Comme je travaille au noir, je n’ai pas de fiches de paye ni de contrat. Pour avoir des papiers avec le travail, ce n’est pas possible pour moi. Je ne pense pas prendre ma retraite ici, si j’arrive à m’en sortir, je rentre au Mali et je fais des projets là-bas avec mon frère. La vie ce n’est pas que l’argent, si tu n’as pas de projets tu peux tout perdre.

Le climat politique est plutôt tendu en France sur l’immigration. Beaucoup de politiques sont totalement décomplexés sur ces sujets. Qu’est ce que tu penses des discours anti-immigrés ?

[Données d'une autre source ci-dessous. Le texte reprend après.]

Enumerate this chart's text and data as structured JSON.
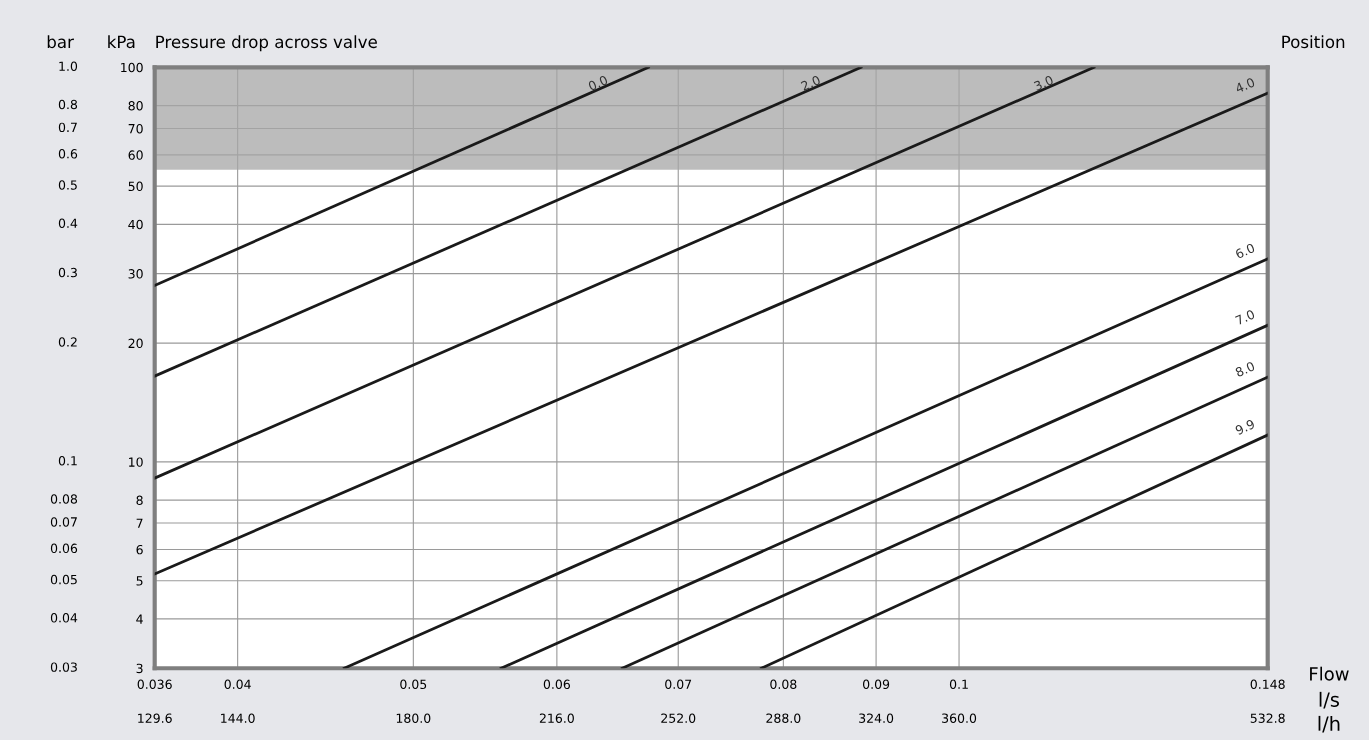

Aujourd’hui en France, pour les immigrés ce n’est pas facile de vivre. Pour la plupart, nos parents ont fait toute leur vie ici. Mon père est là depuis 1963, Macron n’était même pas né ! Il m’a expliqué avant de venir, qu’aucun immigré ne sait que la France est comme ça. Marine Le Pen, elle peut parler comme elle veut, nous de toute façon on vote pas pour le président. Celui qui dit la vérité, il ne sera jamais président. Pour être président, il faut être à moitié : un peu gentil, un peu méchant, comme Macron. Mais il faut être anti-immigrés. Si tu dis « je n’aime pas les immigrés » ou « je vais expulser les immigrés », les gens ils vont voter pour toi. Alors que pour nous virer ça va être du travail hein. 

Merci Bakary*, prénom modifié pour garantir son anonymat et sa sécurité.